CB Insights' 'The Top Reasons Startups Fail' report, which analyzed post-mortems from over 110 startup failures, consistently identifies no market need as the single most common reason — cited in 42% of cases. Running out of cash is second (29%), followed by not having the right team (23%), getting outcompeted (19%), and pricing or cost issues (18%). The Startup Genome Project's research adds important nuance: premature scaling — expanding operations, hiring, and spending before achieving product-market fit — is the single most common pattern in startup failure, underlying many of the specific reasons listed above. Their analysis found that companies that scale prematurely are 2.3x more likely to fail than those that scale after reaching product-market fit.

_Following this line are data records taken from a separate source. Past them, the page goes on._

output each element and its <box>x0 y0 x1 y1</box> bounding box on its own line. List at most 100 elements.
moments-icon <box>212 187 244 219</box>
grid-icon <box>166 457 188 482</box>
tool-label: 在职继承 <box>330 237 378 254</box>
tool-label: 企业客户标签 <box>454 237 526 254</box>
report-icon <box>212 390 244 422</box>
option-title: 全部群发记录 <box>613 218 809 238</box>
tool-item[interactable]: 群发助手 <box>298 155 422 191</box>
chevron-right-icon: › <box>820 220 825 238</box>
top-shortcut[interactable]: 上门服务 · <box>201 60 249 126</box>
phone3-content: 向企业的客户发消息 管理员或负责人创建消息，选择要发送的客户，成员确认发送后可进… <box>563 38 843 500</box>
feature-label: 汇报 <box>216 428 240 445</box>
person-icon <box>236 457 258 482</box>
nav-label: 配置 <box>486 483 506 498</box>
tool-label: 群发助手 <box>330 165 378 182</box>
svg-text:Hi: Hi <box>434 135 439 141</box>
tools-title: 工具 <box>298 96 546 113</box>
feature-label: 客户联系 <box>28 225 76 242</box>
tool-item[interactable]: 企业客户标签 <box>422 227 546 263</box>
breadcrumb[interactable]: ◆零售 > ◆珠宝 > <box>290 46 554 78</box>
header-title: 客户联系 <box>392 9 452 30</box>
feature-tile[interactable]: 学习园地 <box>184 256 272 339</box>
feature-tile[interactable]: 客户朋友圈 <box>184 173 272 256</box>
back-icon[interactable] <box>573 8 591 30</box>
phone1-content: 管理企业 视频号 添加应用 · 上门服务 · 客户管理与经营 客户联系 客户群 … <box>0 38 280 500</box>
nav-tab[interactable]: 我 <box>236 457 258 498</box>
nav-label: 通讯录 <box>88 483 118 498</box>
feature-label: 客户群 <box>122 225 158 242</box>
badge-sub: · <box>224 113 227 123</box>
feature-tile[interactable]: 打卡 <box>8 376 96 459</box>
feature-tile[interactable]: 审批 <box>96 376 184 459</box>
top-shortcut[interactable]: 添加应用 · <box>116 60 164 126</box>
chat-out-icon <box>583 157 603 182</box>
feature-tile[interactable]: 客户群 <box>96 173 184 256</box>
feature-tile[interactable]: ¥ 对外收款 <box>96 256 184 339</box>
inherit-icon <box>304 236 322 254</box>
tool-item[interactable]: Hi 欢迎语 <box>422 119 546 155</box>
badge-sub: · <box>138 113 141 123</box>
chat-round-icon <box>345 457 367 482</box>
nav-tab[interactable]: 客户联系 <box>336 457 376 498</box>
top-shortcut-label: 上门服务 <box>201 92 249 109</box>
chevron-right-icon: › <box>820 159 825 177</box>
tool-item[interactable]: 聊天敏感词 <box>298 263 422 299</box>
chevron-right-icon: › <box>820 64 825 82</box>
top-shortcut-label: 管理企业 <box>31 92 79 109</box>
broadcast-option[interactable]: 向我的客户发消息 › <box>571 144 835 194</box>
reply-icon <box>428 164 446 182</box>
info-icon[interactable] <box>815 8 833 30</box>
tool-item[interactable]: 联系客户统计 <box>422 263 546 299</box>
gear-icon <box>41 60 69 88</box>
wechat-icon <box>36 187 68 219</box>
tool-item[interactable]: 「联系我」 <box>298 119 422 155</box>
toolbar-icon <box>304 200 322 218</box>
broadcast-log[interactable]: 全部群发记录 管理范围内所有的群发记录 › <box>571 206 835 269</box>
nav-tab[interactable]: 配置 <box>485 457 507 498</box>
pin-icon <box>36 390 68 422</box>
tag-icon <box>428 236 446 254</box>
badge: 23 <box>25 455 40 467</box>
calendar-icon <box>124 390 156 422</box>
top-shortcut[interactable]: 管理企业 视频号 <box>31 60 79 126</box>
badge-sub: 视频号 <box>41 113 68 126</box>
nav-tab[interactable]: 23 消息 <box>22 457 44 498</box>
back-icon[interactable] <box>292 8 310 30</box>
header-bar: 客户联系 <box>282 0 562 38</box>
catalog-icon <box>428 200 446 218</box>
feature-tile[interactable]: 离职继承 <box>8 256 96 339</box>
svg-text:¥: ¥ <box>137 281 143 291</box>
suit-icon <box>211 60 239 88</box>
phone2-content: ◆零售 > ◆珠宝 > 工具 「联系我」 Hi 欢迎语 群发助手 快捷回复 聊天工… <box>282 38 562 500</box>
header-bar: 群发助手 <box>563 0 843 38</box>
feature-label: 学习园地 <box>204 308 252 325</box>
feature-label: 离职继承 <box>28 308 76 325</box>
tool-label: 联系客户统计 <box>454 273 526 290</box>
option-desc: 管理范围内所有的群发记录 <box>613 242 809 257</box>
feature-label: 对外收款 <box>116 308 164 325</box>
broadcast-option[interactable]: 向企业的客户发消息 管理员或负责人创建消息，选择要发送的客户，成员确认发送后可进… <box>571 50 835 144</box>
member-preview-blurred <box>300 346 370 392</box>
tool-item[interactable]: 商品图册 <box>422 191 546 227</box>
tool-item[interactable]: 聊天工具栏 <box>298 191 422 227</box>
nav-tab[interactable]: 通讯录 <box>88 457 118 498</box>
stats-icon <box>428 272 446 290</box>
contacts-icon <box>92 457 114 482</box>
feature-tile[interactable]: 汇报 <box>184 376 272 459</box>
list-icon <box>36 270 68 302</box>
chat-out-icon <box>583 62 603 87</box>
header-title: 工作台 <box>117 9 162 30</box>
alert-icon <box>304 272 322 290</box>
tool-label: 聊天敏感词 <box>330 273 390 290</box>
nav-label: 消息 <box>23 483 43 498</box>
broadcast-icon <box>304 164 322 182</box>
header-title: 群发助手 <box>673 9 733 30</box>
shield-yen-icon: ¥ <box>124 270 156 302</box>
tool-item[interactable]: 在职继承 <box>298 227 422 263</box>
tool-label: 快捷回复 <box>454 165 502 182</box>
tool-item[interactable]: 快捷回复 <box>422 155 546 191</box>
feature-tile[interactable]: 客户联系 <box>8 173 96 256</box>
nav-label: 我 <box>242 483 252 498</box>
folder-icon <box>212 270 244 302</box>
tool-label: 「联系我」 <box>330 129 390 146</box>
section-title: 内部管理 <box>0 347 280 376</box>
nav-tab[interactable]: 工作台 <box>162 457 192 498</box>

Do VC-backed startups fail more or less than bootstrapped startups?
VC-backed and bootstrapped startups fail for different reasons and at different rates, making direct comparison complex. Venture-funded startups have higher absolute survival rates in their first 1-3 years because funding provides runway. However, VC-backed startups face a higher-stakes definition of 'failure': a company that generates modest sustainable profits and employs 20 people indefinitely would be considered a failure by venture capital standards (insufficient returns), while bootstrapped founders might consider it a success. Data from First Round Capital's analysis of its own portfolio and published academic research suggests approximately 10-15% of VC-funded startups achieve the strong exits (IPO or acquisition over 10x invested capital) that produce meaningful venture returns. Most of the remainder return some capital, shut down, or operate indefinitely at sub-scale.
Which industries have the highest and lowest startup failure rates?
Industry significantly affects startup survival. BLS data shows that construction, transportation, and retail have the highest 5-year failure rates, consistently above 50%. Information technology and professional services startups show slightly better survival rates, approximately 40% failure within 5 years. Healthcare and pharmaceutical startups have high capital requirements but benefit from regulatory barriers to competition once established — successful healthtech companies show high retention. Restaurant startups are frequently cited as having very high failure rates; the actual data puts approximately 60% of independent restaurants out of business within 5 years, though this is lower than the 90% figure often cited in food media. SaaS (software as a service) startups with established recurring revenue show significantly better survival rates than consumer app startups, where hit-driven economics dominate.
What factors most predict startup survival?
Multiple studies identify several consistent predictors of startup survival. Founder experience is the strongest single predictor: second-time founders succeed at approximately 30% higher rates than first-time founders with no prior startup experience, per research published in Harvard Business Review. Market size and timing matter significantly — companies addressing markets that are growing, rather than trying to displace entrenched players in flat markets, show higher survival rates. Team composition predicts success more reliably than idea quality: startups with complementary co-founders (technical plus commercial) outperform solo founders and single-skill founding teams. Profitability orientation — defined as reaching breakeven or near-breakeven before raising external capital — predicts survival better than the amount of capital raised, per Startup Genome Project data.